6754 Sayılı Bilirkişilik Kanununun 14 maddesinde bilirkişilerin denetim ve incelenmesi hakkında kanun hükümleri mevcuttur.

Bilirkişiler, görevleriyle ilgili tutum ve davranışlarının veya hazırladıkları raporların ilgili mevzuata uygunluğu bakımından bölge kurulları tarafından resen veya başvuru üzerine denetlenir.

Bölge kurullarının yetkili olduğu denetim ve inceleme mekanizmasının aslında ciddi bir şekilde çalışmadığı, çalışsa bile anılan kanun hükmü gereği  "Bölge kurulları, bilirkişi raporlarını özel veya teknik bilgi yönünden denetleyemez." hükmünden dolayı bilirkişi raporlarını incelerken bölge kurulları yargı mercilerinden yahut kamu kurum ve kuruluşlarından bilgi ve belge istemesi gerekiyor. Buda yargılama aşaması devam ederken başka bir uzantıda devam eden bağımsız bir şikayet sürecini oluşturuyor. Söz konusu davayı esastan etkileyebilen bilirkişi raporuna karşı denetim ve inceleme netice itibari ile oldukça pasif ve hafif kalmış bulunuyor.
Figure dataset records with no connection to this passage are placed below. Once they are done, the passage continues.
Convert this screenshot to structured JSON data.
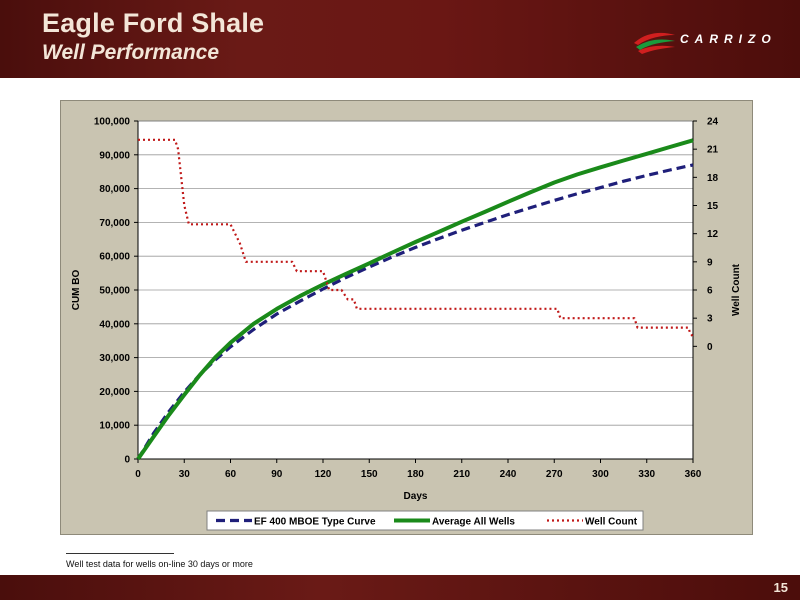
{
  "slide": {
    "title": "Eagle Ford Shale",
    "subtitle": "Well Performance",
    "logo_text": "CARRIZO",
    "footnote": "Well test data for wells on-line 30 days or more",
    "page_number": "15"
  },
  "colors": {
    "header_bg": "#5e1411",
    "type_curve": "#1f1f7a",
    "average": "#1a8a1a",
    "well_count": "#c01818",
    "panel_bg": "#c9c4b1",
    "plot_bg": "#ffffff"
  },
  "chart_data": {
    "type": "line",
    "xlabel": "Days",
    "ylabel": "CUM BO",
    "y2label": "Well Count",
    "xlim": [
      0,
      360
    ],
    "ylim": [
      0,
      100000
    ],
    "y2lim": [
      -12,
      24
    ],
    "x_ticks": [
      0,
      30,
      60,
      90,
      120,
      150,
      180,
      210,
      240,
      270,
      300,
      330,
      360
    ],
    "y_ticks": [
      0,
      10000,
      20000,
      30000,
      40000,
      50000,
      60000,
      70000,
      80000,
      90000,
      100000
    ],
    "y_tick_labels": [
      "0",
      "10,000",
      "20,000",
      "30,000",
      "40,000",
      "50,000",
      "60,000",
      "70,000",
      "80,000",
      "90,000",
      "100,000"
    ],
    "y2_ticks": [
      0,
      3,
      6,
      9,
      12,
      15,
      18,
      21,
      24
    ],
    "grid": true,
    "legend_position": "bottom",
    "series": [
      {
        "name": "EF 400 MBOE Type Curve",
        "axis": "left",
        "style": "dashed",
        "x": [
          0,
          10,
          20,
          30,
          40,
          50,
          60,
          75,
          90,
          105,
          120,
          135,
          150,
          165,
          180,
          195,
          210,
          225,
          240,
          255,
          270,
          285,
          300,
          315,
          330,
          345,
          360
        ],
        "y": [
          0,
          7500,
          14000,
          19800,
          24900,
          29300,
          33200,
          38300,
          42900,
          46700,
          50300,
          53700,
          56800,
          59800,
          62600,
          65200,
          67700,
          70000,
          72300,
          74400,
          76500,
          78500,
          80300,
          82200,
          83900,
          85500,
          87000
        ]
      },
      {
        "name": "Average All Wells",
        "axis": "left",
        "style": "solid",
        "x": [
          0,
          10,
          20,
          30,
          40,
          50,
          60,
          75,
          90,
          105,
          120,
          135,
          150,
          165,
          180,
          195,
          210,
          225,
          240,
          255,
          270,
          285,
          300,
          315,
          330,
          345,
          360
        ],
        "y": [
          0,
          6500,
          13000,
          19000,
          24800,
          30000,
          34400,
          40000,
          44400,
          48200,
          51600,
          54800,
          57900,
          61100,
          64200,
          67200,
          70200,
          73100,
          76100,
          79000,
          81800,
          84200,
          86300,
          88300,
          90300,
          92300,
          94300
        ]
      },
      {
        "name": "Well Count",
        "axis": "right",
        "style": "dotted",
        "x": [
          0,
          24,
          26,
          28,
          30,
          33,
          60,
          63,
          66,
          68,
          70,
          100,
          103,
          120,
          124,
          127,
          132,
          136,
          140,
          142,
          272,
          274,
          322,
          324,
          357,
          358,
          360
        ],
        "y": [
          22,
          22,
          21,
          18,
          15,
          13,
          13,
          12,
          11,
          10,
          9,
          9,
          8,
          8,
          6,
          6,
          6,
          5,
          5,
          4,
          4,
          3,
          3,
          2,
          2,
          1.5,
          1
        ]
      }
    ]
  }
}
Sonuç olarak,hakimlerin ve bilirkişilerin görevlerini yerine getirirken hukuka ve adalete saygılı olarak kendi görev alanlarını iyi ayırt edebilmeleri ve de bağımsızlıklarını koruyabilmeleri esastır.

Bilirkişilerin ciddi bir şekilde denetlenmesi ve raporlarının incelenmesi gerekir. Hakimlerin bilirkişilere başvurmadan önce uyuşmazlık hakkında değerlendirme yapmaları, eğer ki konusu uzmanlığı gerektiren bir husus söz konusu olur ise bilirkişi kurumuna ozaman başvurması gerektiğini bilmeleri gerekiyor. Aksi halde hakimlerin bağımsızlığından şüphe edilmesi olasıdır.

Yargılama aşamasında büyük bir role sahip olan bilirkişilik makamının ciddi bir şekilde denetlenip gözetilmesi ve aynı zamanda hakimlerinde minimum ölçüde bilirkişilere başvurmaları gerekmektedir. Aksi halde ilerleyen hukuk sürecinde yargı mensuplarının pasif kalmasına alışılması kaçınılmaz olacaktır.